3. Indifference Curves Cannot Intersect
Two indifference curves can’t cross. To understand why this is the case, we can
look at what would happen if they did intersect. As we know, all combinations of
good A and good B that lie on the same indifference curve make the consumer
equally happy. Therefore, if two indifference curves were to cross, they would both
have to provide the consumer with the same level of total satisfaction, because the
exact point where they intersect (i.e., point A) is on both curves. Thus, all other
combinations on both curves would have to provide the same level of satisfaction
as well. However, if we compare point B and point C, we can see that point C
offers more of good A and good B (90 and 140) as compared to point B (80 and
130). As we already learned above, consumers always prefer larger quantities.
Therefore both curves can’t provide the same level of satisfaction, which means
they can never intersect.
4. Indifference Curves are convex (i.e., bowed inward)
In most cases, indifference curves are bowed inward. This has to do with the
marginal rate of substitution (MRS). We know that the marginal utility of
consuming a good decreases as its supply increases (see also diminishing marginal
utility). Therefore consumers are willing to give up more of this good to get
another good of which they have little. Let’s look at the graph below to illustrate
this. If a consumer has a lot of good B, the MRS is 3 units of good B per unit of
good A. If she has more of good A, the MRS is 0.5 units of good B per unit of
good A. In other words, if they have a lot of good B, they are more willing to trade
some of it in to get an additional unit of good A and vice versa. Because of this
relationship, the indifference curve is bowed inward

12. An Indifference curve Is a locus of points each showing a


different combination of two goods which yield the same
satisfaction to the consumer?
13. List and explain the approaches of Utility measurement?
Measurement of Utility
Measurement of a utility helps in analyzing the demand behaviour of a customer.

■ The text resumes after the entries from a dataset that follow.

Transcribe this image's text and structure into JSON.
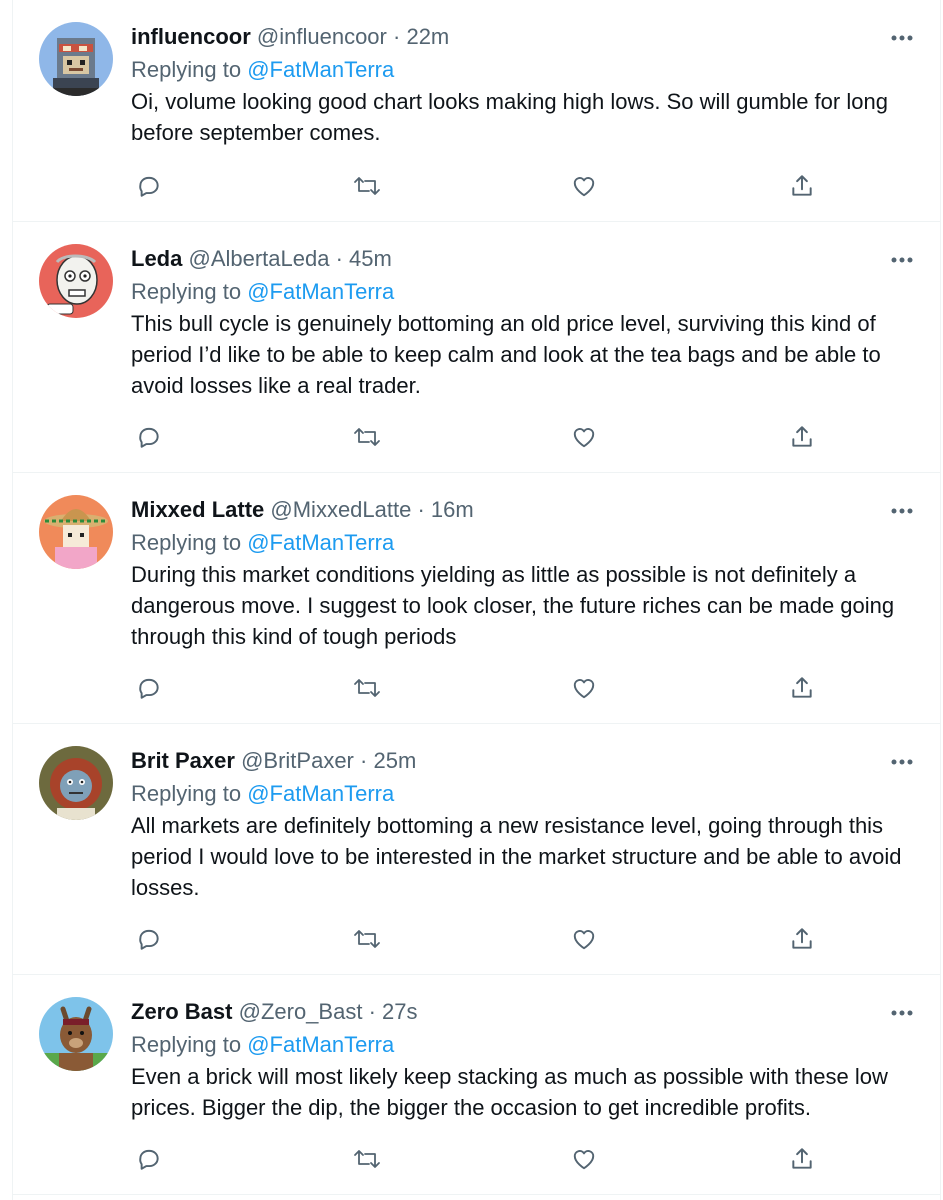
{
  "reply_label": "Replying to",
  "tweets": [
    {
      "name": "influencoor",
      "handle": "@influencoor",
      "dot": "·",
      "time": "22m",
      "replying_to": "@FatManTerra",
      "text": "Oi, volume looking good chart looks making high lows. So will gumble for long before september comes.",
      "avatar": {
        "bg": "#8fb7e8",
        "icon": "pixel-helmet-avatar"
      }
    },
    {
      "name": "Leda",
      "handle": "@AlbertaLeda",
      "dot": "·",
      "time": "45m",
      "replying_to": "@FatManTerra",
      "text": "This bull cycle is genuinely bottoming an old price level, surviving this kind of period I’d like to be able to keep calm and look at the tea bags and be able to avoid losses like a real trader.",
      "avatar": {
        "bg": "#e8645a",
        "icon": "cartoon-old-man-avatar"
      }
    },
    {
      "name": "Mixxed Latte",
      "handle": "@MixxedLatte",
      "dot": "·",
      "time": "16m",
      "replying_to": "@FatManTerra",
      "text": "During this market conditions yielding as little as possible is not definitely a dangerous move. I suggest to look closer, the future riches can be made going through this kind of tough periods",
      "avatar": {
        "bg": "#f08a5a",
        "icon": "sombrero-character-avatar"
      }
    },
    {
      "name": "Brit Paxer",
      "handle": "@BritPaxer",
      "dot": "·",
      "time": "25m",
      "replying_to": "@FatManTerra",
      "text": "All markets are definitely bottoming a new resistance level, going through this period I would love to be interested in the market structure and be able to avoid losses.",
      "avatar": {
        "bg": "#6d6a3e",
        "icon": "lion-character-avatar"
      }
    },
    {
      "name": "Zero Bast",
      "handle": "@Zero_Bast",
      "dot": "·",
      "time": "27s",
      "replying_to": "@FatManTerra",
      "text": "Even a brick will most likely keep stacking as much as possible with these low prices. Bigger the dip, the bigger the occasion to get incredible profits.",
      "avatar": {
        "bg": "#7ec3ea",
        "icon": "llama-character-avatar"
      }
    }
  ],
  "colors": {
    "text": "#0f1419",
    "secondary": "#536471",
    "link": "#1d9bf0",
    "border": "#eff3f4"
  },
  "icons": [
    "more-icon",
    "reply-icon",
    "retweet-icon",
    "like-icon",
    "share-icon"
  ]
}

It
is measured in two ways
Cardinal Approach
In this approach, one believes that it is measurable. One can express his or her
satisfaction in cardinal numbers i.e., the quantitative numbers such as 1, 2, 3, and
so on. It tells the preference of a customer in cardinal measurement. It is measured
in utils.
Limitation of Cardinal Approach
 In the real world, one cannot always measure utility.
 One cannot add different types of satisfaction from different goods.

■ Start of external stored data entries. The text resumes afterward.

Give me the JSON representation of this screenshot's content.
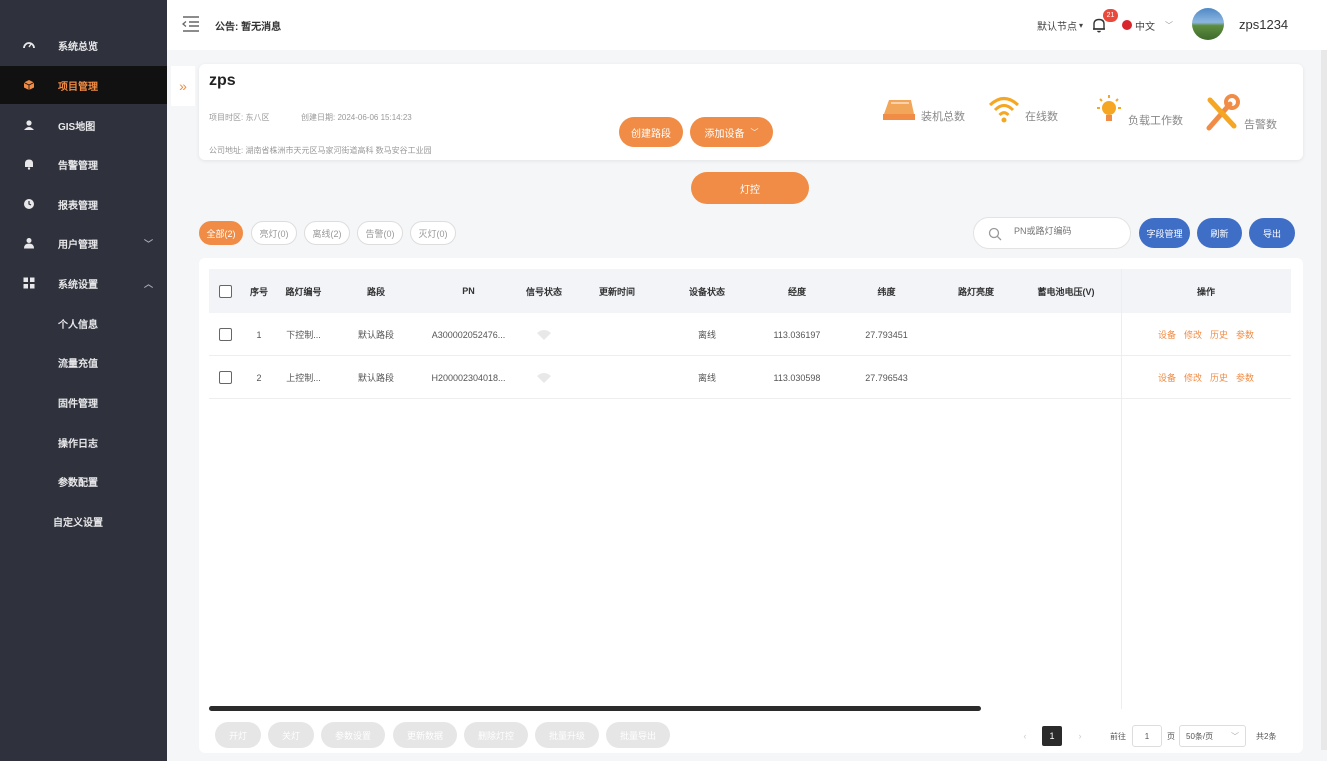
{
  "sidebar": {
    "items": [
      {
        "label": "系统总览",
        "icon": "dashboard-icon"
      },
      {
        "label": "项目管理",
        "icon": "cube-icon"
      },
      {
        "label": "GIS地图",
        "icon": "user-map-icon"
      },
      {
        "label": "告警管理",
        "icon": "bell-icon"
      },
      {
        "label": "报表管理",
        "icon": "clock-icon"
      },
      {
        "label": "用户管理",
        "icon": "user-icon"
      },
      {
        "label": "系统设置",
        "icon": "grid-icon"
      }
    ],
    "subitems": [
      "个人信息",
      "流量充值",
      "固件管理",
      "操作日志",
      "参数配置",
      "自定义设置"
    ]
  },
  "topbar": {
    "notice": "公告: 暂无消息",
    "node": "默认节点",
    "badge": "21",
    "language": "中文",
    "username": "zps1234"
  },
  "project": {
    "name": "zps",
    "region": "项目时区: 东八区",
    "created": "创建日期: 2024-06-06 15:14:23",
    "address": "公司地址: 湖南省株洲市天元区马家河街道高科 数马安谷工业园",
    "create_road_label": "创建路段",
    "add_device_label": "添加设备",
    "light_control_label": "灯控",
    "stats": [
      {
        "label": "装机总数",
        "icon": "lamp-box-icon"
      },
      {
        "label": "在线数",
        "icon": "wifi-icon"
      },
      {
        "label": "负载工作数",
        "icon": "bulb-icon"
      },
      {
        "label": "告警数",
        "icon": "tools-icon"
      }
    ]
  },
  "filters": [
    "全部(2)",
    "亮灯(0)",
    "离线(2)",
    "告警(0)",
    "灭灯(0)"
  ],
  "search": {
    "placeholder": "PN或路灯编码"
  },
  "actions": {
    "field_manage": "字段管理",
    "refresh": "刷新",
    "export": "导出"
  },
  "table": {
    "headers": [
      "序号",
      "路灯编号",
      "路段",
      "PN",
      "信号状态",
      "更新时间",
      "设备状态",
      "经度",
      "纬度",
      "路灯亮度",
      "蓄电池电压(V)",
      "操作"
    ],
    "rows": [
      {
        "no": "1",
        "code": "下控制...",
        "road": "默认路段",
        "pn": "A300002052476...",
        "updated": "",
        "status": "离线",
        "lng": "113.036197",
        "lat": "27.793451",
        "brightness": "",
        "voltage": ""
      },
      {
        "no": "2",
        "code": "上控制...",
        "road": "默认路段",
        "pn": "H200002304018...",
        "updated": "",
        "status": "离线",
        "lng": "113.030598",
        "lat": "27.796543",
        "brightness": "",
        "voltage": ""
      }
    ],
    "ops": [
      "设备",
      "修改",
      "历史",
      "参数"
    ]
  },
  "footer": {
    "buttons": [
      "开灯",
      "关灯",
      "参数设置",
      "更新数据",
      "删除灯控",
      "批量升级",
      "批量导出"
    ],
    "page": "1",
    "goto_label": "前往",
    "goto_value": "1",
    "page_unit": "页",
    "page_size": "50条/页",
    "total": "共2条"
  },
  "colors": {
    "accent": "#f08c45",
    "primary": "#3f6ec6",
    "sidebar": "#2f323d"
  }
}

 For measuring it, it is assumed that utility of consumption of one good is
independent of that of another.
 It does not analyze the effect of a change in the price.

Ordinal Approach
In this approach, one believes that it is comparable. One can express his or her
satisfaction in ranking. One can compare commodities and give them certain ranks
like first, second, tenth, etc. It shows the order of preference. An ordinal approach
is a qualitative approach to measuring a utility.
Limitation of Ordinal Approach
 It assumes that there are only two goods or two baskets of goods. It
is not always true.
 Assigning a numerical value to a concept of utility is not easy.
 The consumer’s choice is expected to be either transitive or
consistent. It is always not possible.
14. What are the determinants of price elasticity of demand?
The following are the main factors which determine the price elasticity of
demand for a commodity: 1. The Availability of Substitutes 2. The Proportion of
Consumer’s Income Spent 3. The Number of Uses of a Commodity 4.
Complementarity between Goods 5. Time and Elasticity.